Basel Adra aproveitou o seu discurso para apelar à Alemanha para que altere a sua política em relação a Israel e a Gaza:

“Estou aqui a celebrar este prémio, mas é difícil celebrar quando dezenas de milhares de pessoas em Gaza estão a ser mortas por Israel. Já que estou em Berlim, peço uma coisa à Alemanha: que respeite os apelos da ONU e deixe de enviar armas para Israel”.

Para além do seu sucesso cinematográfico, Adra e Abraham receberam o Prémio de Coragem Jornalística Anna Politkovskaya-Arman Soldin, em França, no ano passado.

De acordo com o IMDb, No Other Land ganhou 68 prémios e recebeu 32 nomeações até agora, incluindo distinções dos Prémios do Cinema Europeu, dos Prémios BAFTA e do Festival de Cinema de Belfast.

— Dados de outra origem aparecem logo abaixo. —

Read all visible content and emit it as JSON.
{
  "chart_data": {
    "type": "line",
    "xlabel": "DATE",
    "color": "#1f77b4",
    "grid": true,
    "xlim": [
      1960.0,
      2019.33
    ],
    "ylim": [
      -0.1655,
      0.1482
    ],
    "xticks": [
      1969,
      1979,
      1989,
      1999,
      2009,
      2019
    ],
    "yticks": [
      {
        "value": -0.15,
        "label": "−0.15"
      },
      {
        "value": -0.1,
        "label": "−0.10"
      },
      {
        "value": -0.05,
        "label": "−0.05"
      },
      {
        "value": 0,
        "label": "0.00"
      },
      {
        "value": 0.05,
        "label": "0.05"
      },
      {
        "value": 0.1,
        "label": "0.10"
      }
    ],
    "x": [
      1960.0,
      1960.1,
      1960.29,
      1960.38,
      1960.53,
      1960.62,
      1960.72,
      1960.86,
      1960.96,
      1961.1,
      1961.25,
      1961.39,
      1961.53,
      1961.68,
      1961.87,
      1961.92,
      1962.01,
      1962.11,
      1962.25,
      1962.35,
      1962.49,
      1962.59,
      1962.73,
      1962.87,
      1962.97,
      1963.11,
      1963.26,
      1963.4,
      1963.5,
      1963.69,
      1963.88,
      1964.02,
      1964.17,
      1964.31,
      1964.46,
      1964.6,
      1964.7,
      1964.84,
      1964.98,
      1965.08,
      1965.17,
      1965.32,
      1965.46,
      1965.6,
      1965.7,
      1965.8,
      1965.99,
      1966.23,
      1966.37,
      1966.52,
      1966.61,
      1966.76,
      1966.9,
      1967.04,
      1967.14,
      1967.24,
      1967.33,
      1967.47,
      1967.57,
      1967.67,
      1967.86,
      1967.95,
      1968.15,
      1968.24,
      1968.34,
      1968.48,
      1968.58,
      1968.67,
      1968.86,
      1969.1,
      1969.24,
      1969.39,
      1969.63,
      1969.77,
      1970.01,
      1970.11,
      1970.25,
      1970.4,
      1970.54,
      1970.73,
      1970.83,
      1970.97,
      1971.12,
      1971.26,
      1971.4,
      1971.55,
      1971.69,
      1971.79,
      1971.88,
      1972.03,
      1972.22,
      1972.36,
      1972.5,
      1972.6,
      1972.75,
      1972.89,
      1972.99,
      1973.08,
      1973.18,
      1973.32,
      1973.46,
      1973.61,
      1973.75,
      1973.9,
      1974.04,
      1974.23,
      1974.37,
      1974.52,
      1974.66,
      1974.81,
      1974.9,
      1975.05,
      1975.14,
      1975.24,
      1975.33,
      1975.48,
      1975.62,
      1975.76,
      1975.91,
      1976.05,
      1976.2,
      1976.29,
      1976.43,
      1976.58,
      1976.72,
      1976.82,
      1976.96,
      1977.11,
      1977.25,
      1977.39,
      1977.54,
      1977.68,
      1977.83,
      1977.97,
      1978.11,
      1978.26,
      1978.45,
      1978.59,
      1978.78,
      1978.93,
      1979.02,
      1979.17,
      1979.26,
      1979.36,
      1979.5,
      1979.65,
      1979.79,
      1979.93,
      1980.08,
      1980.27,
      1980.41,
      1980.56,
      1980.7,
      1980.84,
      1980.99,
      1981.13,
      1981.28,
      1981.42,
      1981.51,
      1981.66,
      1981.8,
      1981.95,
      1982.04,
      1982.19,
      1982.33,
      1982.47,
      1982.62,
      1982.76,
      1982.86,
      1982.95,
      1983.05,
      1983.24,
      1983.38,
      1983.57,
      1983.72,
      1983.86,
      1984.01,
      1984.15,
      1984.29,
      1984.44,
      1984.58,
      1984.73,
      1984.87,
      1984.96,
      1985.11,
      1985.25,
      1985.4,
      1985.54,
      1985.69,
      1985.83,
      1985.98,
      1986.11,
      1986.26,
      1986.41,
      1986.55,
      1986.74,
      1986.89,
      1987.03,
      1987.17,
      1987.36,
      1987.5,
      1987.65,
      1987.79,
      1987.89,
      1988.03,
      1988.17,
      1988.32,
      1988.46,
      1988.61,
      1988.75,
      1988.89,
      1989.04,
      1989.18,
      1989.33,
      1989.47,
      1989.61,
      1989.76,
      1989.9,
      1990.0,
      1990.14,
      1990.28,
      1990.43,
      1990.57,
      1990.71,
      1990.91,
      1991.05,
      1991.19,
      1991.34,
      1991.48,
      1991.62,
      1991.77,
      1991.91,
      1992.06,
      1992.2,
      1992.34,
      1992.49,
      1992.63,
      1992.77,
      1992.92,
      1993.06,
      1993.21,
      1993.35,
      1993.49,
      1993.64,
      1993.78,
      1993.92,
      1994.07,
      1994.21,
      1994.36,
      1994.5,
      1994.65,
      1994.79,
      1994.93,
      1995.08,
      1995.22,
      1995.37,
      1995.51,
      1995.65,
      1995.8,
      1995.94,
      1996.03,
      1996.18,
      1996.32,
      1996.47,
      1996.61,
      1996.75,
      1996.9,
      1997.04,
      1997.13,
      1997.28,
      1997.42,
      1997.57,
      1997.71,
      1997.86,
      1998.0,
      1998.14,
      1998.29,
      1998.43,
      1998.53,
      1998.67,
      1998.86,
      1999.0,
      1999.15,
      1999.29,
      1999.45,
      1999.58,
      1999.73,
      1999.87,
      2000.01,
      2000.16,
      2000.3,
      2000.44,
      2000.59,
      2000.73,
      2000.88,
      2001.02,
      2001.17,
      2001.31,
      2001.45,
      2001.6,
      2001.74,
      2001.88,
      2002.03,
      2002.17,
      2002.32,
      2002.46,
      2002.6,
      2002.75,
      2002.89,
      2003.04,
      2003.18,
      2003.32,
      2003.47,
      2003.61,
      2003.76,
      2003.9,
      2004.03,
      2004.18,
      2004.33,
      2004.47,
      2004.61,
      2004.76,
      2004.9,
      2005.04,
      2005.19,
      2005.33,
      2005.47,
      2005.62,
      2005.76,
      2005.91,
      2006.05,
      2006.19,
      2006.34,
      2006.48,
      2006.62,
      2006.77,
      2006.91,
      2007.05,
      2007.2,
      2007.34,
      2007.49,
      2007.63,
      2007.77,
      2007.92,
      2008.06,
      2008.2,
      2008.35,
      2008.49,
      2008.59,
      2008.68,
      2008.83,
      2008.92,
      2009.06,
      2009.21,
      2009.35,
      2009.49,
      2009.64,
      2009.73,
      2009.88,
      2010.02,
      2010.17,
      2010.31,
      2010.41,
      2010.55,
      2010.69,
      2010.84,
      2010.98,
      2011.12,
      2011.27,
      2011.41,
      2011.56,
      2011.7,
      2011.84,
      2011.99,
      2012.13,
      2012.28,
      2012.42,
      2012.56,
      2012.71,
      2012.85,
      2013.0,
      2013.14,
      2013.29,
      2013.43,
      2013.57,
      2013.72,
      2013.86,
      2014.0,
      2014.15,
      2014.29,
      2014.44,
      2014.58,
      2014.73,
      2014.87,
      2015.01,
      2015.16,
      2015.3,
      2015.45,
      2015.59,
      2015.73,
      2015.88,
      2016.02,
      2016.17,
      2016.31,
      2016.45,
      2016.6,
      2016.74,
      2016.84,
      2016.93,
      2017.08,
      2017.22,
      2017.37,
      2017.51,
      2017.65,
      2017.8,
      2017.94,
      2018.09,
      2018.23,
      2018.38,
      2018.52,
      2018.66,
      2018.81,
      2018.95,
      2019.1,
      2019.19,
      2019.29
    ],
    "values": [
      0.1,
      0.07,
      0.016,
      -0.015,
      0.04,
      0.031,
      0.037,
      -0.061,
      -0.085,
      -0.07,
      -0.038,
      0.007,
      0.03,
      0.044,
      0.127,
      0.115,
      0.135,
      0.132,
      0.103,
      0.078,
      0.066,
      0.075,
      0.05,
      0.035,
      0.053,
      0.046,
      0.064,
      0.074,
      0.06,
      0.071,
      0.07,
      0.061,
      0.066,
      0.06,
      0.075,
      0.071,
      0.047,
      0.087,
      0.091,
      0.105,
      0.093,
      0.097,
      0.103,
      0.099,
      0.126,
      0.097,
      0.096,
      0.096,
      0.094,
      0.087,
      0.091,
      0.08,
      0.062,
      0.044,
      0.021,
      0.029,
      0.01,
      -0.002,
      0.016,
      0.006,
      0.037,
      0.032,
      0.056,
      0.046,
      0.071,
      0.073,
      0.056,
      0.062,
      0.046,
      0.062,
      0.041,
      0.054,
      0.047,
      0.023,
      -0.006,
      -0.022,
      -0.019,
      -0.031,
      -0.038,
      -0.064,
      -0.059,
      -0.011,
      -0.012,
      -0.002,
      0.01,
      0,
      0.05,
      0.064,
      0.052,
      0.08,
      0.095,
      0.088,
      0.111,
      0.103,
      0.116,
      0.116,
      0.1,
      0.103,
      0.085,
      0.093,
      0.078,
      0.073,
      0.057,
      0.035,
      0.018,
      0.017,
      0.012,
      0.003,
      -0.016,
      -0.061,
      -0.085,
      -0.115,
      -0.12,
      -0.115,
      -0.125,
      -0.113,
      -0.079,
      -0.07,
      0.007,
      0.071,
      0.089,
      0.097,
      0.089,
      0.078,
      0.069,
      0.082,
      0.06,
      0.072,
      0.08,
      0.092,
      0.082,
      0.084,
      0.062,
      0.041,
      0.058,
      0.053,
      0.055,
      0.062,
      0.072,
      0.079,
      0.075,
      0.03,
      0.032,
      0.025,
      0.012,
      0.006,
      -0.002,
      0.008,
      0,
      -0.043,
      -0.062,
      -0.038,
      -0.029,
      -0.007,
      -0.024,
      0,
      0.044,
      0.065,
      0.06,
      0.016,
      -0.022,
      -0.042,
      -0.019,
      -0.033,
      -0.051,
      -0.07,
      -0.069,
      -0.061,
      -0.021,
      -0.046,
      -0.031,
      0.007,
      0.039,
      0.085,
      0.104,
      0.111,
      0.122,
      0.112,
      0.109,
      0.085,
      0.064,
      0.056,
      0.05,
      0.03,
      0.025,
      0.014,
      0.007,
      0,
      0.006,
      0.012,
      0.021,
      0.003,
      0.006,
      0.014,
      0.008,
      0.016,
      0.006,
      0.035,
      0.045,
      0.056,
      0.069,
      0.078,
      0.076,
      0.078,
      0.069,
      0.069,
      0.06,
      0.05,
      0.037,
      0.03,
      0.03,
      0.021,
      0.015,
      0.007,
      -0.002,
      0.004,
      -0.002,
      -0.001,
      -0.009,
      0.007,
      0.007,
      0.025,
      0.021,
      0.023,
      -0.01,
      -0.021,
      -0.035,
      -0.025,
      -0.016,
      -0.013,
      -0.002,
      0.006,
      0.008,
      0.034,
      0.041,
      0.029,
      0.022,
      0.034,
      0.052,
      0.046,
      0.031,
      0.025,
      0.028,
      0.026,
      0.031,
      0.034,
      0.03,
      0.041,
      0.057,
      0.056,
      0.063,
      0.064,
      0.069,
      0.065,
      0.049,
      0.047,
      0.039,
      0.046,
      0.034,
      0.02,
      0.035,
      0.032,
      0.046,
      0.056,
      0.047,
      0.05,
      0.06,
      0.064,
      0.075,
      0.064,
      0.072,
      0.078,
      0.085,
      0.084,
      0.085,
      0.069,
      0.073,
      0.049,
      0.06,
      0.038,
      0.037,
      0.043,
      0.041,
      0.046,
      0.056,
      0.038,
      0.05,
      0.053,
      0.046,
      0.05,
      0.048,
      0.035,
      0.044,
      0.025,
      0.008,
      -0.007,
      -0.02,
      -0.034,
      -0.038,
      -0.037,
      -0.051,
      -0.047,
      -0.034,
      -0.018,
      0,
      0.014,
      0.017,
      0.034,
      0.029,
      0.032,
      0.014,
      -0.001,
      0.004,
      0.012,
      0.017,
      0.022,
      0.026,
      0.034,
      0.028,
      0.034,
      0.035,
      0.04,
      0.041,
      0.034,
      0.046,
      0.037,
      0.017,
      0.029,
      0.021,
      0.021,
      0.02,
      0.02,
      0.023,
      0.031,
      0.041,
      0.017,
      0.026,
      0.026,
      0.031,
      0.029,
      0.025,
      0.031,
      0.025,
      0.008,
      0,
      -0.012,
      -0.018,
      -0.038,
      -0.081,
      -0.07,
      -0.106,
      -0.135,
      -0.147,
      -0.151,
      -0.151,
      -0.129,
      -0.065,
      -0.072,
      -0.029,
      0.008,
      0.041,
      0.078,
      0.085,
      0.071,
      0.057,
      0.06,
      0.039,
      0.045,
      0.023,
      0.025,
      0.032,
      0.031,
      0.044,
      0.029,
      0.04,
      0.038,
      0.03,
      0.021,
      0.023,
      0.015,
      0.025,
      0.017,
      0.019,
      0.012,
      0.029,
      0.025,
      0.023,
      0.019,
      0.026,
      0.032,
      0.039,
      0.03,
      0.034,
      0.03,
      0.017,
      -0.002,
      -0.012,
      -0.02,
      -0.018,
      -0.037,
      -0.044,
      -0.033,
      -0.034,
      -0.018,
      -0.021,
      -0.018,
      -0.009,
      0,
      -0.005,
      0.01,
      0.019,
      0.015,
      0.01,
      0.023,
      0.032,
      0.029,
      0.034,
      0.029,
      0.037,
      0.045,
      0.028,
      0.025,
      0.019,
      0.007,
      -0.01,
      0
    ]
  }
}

Cronista da destruição em Masafer Yatta

O filme apresenta uma visão crua e sem filtros da opressão dos palestinianos por Israel, combinando imagens de casas demolidas, arquivos pessoais, vídeos de notícias e diálogos entre israelitas e palestinianos.

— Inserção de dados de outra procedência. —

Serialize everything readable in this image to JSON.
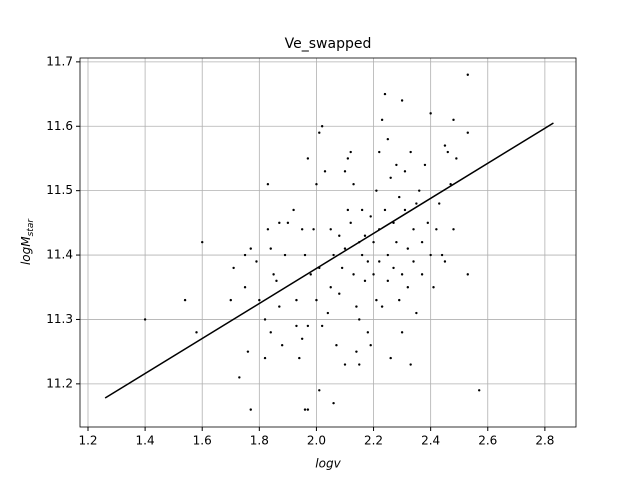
{
  "chart_data": {
    "type": "scatter",
    "title": "Ve_swapped",
    "x_label": "logv",
    "y_label": {
      "main": "logM",
      "sub": "star"
    },
    "xlim": [
      1.172,
      2.909
    ],
    "ylim": [
      11.133,
      11.706
    ],
    "xticks": [
      1.2,
      1.4,
      1.6,
      1.8,
      {
        "value": 2,
        "label": "2.0"
      },
      2.2,
      2.4,
      2.6,
      2.8
    ],
    "yticks": [
      11.2,
      11.3,
      11.4,
      11.5,
      11.6,
      11.7
    ],
    "grid": true,
    "color": "#000000",
    "x": [
      1.4,
      1.54,
      1.58,
      1.6,
      1.7,
      1.71,
      1.73,
      1.75,
      1.75,
      1.76,
      1.77,
      1.77,
      1.79,
      1.8,
      1.82,
      1.82,
      1.83,
      1.83,
      1.84,
      1.84,
      1.85,
      1.86,
      1.87,
      1.87,
      1.88,
      1.89,
      1.9,
      1.92,
      1.93,
      1.93,
      1.94,
      1.95,
      1.95,
      1.96,
      1.96,
      1.97,
      1.97,
      1.97,
      1.98,
      1.99,
      2.0,
      2.0,
      2.01,
      2.01,
      2.01,
      2.02,
      2.02,
      2.03,
      2.04,
      2.05,
      2.05,
      2.06,
      2.06,
      2.07,
      2.08,
      2.08,
      2.09,
      2.1,
      2.1,
      2.1,
      2.11,
      2.11,
      2.12,
      2.12,
      2.13,
      2.13,
      2.14,
      2.14,
      2.15,
      2.15,
      2.15,
      2.16,
      2.16,
      2.17,
      2.17,
      2.18,
      2.18,
      2.19,
      2.19,
      2.2,
      2.2,
      2.21,
      2.21,
      2.22,
      2.22,
      2.22,
      2.23,
      2.23,
      2.24,
      2.24,
      2.25,
      2.25,
      2.25,
      2.26,
      2.26,
      2.27,
      2.27,
      2.28,
      2.28,
      2.29,
      2.29,
      2.3,
      2.3,
      2.3,
      2.31,
      2.31,
      2.32,
      2.32,
      2.33,
      2.33,
      2.34,
      2.34,
      2.35,
      2.35,
      2.36,
      2.37,
      2.37,
      2.38,
      2.39,
      2.4,
      2.4,
      2.41,
      2.42,
      2.43,
      2.44,
      2.45,
      2.45,
      2.46,
      2.47,
      2.48,
      2.48,
      2.49,
      2.53,
      2.53,
      2.53,
      2.57
    ],
    "y": [
      11.3,
      11.33,
      11.28,
      11.42,
      11.33,
      11.38,
      11.21,
      11.35,
      11.4,
      11.25,
      11.16,
      11.41,
      11.39,
      11.33,
      11.3,
      11.24,
      11.51,
      11.44,
      11.28,
      11.41,
      11.37,
      11.36,
      11.32,
      11.45,
      11.26,
      11.4,
      11.45,
      11.47,
      11.33,
      11.29,
      11.24,
      11.27,
      11.44,
      11.4,
      11.16,
      11.55,
      11.29,
      11.16,
      11.37,
      11.44,
      11.33,
      11.51,
      11.19,
      11.59,
      11.38,
      11.6,
      11.29,
      11.53,
      11.31,
      11.44,
      11.35,
      11.4,
      11.17,
      11.26,
      11.34,
      11.43,
      11.38,
      11.41,
      11.53,
      11.23,
      11.47,
      11.55,
      11.45,
      11.56,
      11.37,
      11.51,
      11.25,
      11.32,
      11.42,
      11.23,
      11.3,
      11.4,
      11.47,
      11.36,
      11.43,
      11.28,
      11.39,
      11.46,
      11.26,
      11.37,
      11.42,
      11.5,
      11.33,
      11.44,
      11.56,
      11.39,
      11.61,
      11.32,
      11.65,
      11.47,
      11.4,
      11.58,
      11.36,
      11.24,
      11.52,
      11.45,
      11.38,
      11.54,
      11.42,
      11.49,
      11.33,
      11.64,
      11.28,
      11.37,
      11.47,
      11.53,
      11.41,
      11.35,
      11.56,
      11.23,
      11.44,
      11.39,
      11.48,
      11.31,
      11.5,
      11.42,
      11.37,
      11.54,
      11.45,
      11.4,
      11.62,
      11.35,
      11.44,
      11.48,
      11.4,
      11.57,
      11.39,
      11.56,
      11.51,
      11.44,
      11.61,
      11.55,
      11.68,
      11.59,
      11.37,
      11.19
    ],
    "fit": {
      "x": [
        1.26,
        2.83
      ],
      "y": [
        11.178,
        11.605
      ],
      "color": "#000000"
    }
  }
}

O filme capta soldados israelitas a executar a destruição como se fosse rotina, revelando como os colonos armados, com o apoio do Estado, operam de forma organizada para desenraizar as comunidades palestinianas.

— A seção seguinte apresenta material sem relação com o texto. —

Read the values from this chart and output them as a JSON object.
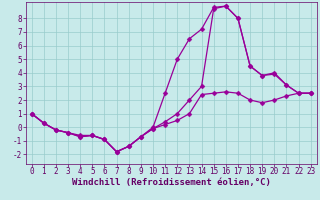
{
  "title": "",
  "xlabel": "Windchill (Refroidissement éolien,°C)",
  "bg_color": "#c8eaea",
  "line_color": "#990099",
  "grid_color": "#99cccc",
  "axis_color": "#660066",
  "xlim": [
    -0.5,
    23.5
  ],
  "ylim": [
    -2.7,
    9.2
  ],
  "xticks": [
    0,
    1,
    2,
    3,
    4,
    5,
    6,
    7,
    8,
    9,
    10,
    11,
    12,
    13,
    14,
    15,
    16,
    17,
    18,
    19,
    20,
    21,
    22,
    23
  ],
  "yticks": [
    -2,
    -1,
    0,
    1,
    2,
    3,
    4,
    5,
    6,
    7,
    8
  ],
  "curve1_x": [
    0,
    1,
    2,
    3,
    4,
    5,
    6,
    7,
    8,
    9,
    10,
    11,
    12,
    13,
    14,
    15,
    16,
    17,
    18,
    19,
    20,
    21,
    22,
    23
  ],
  "curve1_y": [
    1.0,
    0.3,
    -0.2,
    -0.4,
    -0.6,
    -0.6,
    -0.9,
    -1.8,
    -1.4,
    -0.7,
    -0.1,
    0.2,
    0.5,
    1.0,
    2.4,
    2.5,
    2.6,
    2.5,
    2.0,
    1.8,
    2.0,
    2.3,
    2.5,
    2.5
  ],
  "curve2_x": [
    0,
    1,
    2,
    3,
    4,
    5,
    6,
    7,
    8,
    9,
    10,
    11,
    12,
    13,
    14,
    15,
    16,
    17,
    18,
    19,
    20,
    21,
    22,
    23
  ],
  "curve2_y": [
    1.0,
    0.3,
    -0.2,
    -0.4,
    -0.7,
    -0.6,
    -0.9,
    -1.8,
    -1.4,
    -0.7,
    0.0,
    2.5,
    5.0,
    6.5,
    7.2,
    8.8,
    8.9,
    8.0,
    4.5,
    3.8,
    4.0,
    3.1,
    2.5,
    2.5
  ],
  "curve3_x": [
    0,
    1,
    2,
    3,
    4,
    5,
    6,
    7,
    8,
    9,
    10,
    11,
    12,
    13,
    14,
    15,
    16,
    17,
    18,
    19,
    20,
    21,
    22,
    23
  ],
  "curve3_y": [
    1.0,
    0.3,
    -0.2,
    -0.4,
    -0.7,
    -0.6,
    -0.9,
    -1.8,
    -1.4,
    -0.7,
    -0.1,
    0.4,
    1.0,
    2.0,
    3.0,
    8.7,
    8.9,
    8.0,
    4.5,
    3.8,
    3.9,
    3.1,
    2.5,
    2.5
  ],
  "marker": "D",
  "markersize": 2.5,
  "linewidth": 0.9,
  "tick_fontsize": 5.5,
  "label_fontsize": 6.5
}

Filmado ao longo de cinco anos, No Other Land oferece um relato em primeira mão da vida sob ocupação.

Os espectadores testemunham as forças israelitas a encherem de cimento os poços de água palestinianos, sob o pretexto de não terem licenças, a cortarem as condutas de água e a demolirem escolas.

O filme expõe as demolições ilegais dos militares israelitas, as lutas diárias dos palestinianos e a sua resistência à violência.

Ao mesmo tempo, explora a improvável amizade entre Adra e Abraham, mostrando como a coexistência pacífica pode ser possível no futuro.

EUA evitam transmitir o documentário

Apesar de ser o documentário nomeado para o Óscar com maior sucesso de bilheteira, No Other Land tem tido dificuldades em assegurar a distribuição nos Estados Unidos. Os grandes estúdios e as plataformas de streaming recusaram-se a aceitar o filme, e nenhum distribuidor concordou com um lançamento nacional.

O co-realizador do filme, Yuval Abraham, disse ao The New York Times, a 19 de fevereiro, que muitas pessoas nos EUA têm perguntado onde podem ver o filme.

Em resposta, os realizadores decidiram tomar o assunto pelas suas próprias mãos, organizando uma estreia independente em cerca de 100 salas de cinema em todo o país.

Isto acontece numa altura em que as narrativas palestinianas estão a ser cada vez mais marginalizadas nos meios de comunicação social dos EUA.

Ainda no ano passado, a Netflix retirou 24 filmes palestinianos do seu arquivo, suprimindo deliberadamente as vozes palestinianas.

O sucesso de No Other Land tem como pano de fundo a escalada da violência militar israelita na Cisjordânia ocupada.

Desde o cessar-fogo em Gaza, as forças israelitas mataram dezenas de palestinianos na Cisjordânia e deslocaram mais de 40.000 pessoas.

Lar de cerca de três milhões de palestinianos e de mais de 500.000 colonos israelitas, a Cisjordânia tem assistido a uma rápida expansão dos colonatos, sobretudo durante o mandato do Primeiro-Ministro israelita Benjamin Netanyahu.

Embora os Acordos de Oslo de 1993 tenham exigido o congelamento da construção de colonatos - considerados ilegais ao abrigo do direito internacional - os sucessivos governos israelitas continuaram a construir, o que reduziu ainda mais a perspetiva de uma solução de dois Estados.

A construção de colonatos acelerou nos últimos anos, especialmente após a tomada de posse de Donald Trump em 2017.

Desde então, as autoridades israelitas anunciaram planos para construir ainda mais colonatos, cimentando a ocupação e tornando a possibilidade de um Estado palestiniano uma possibilidade cada vez mais distante.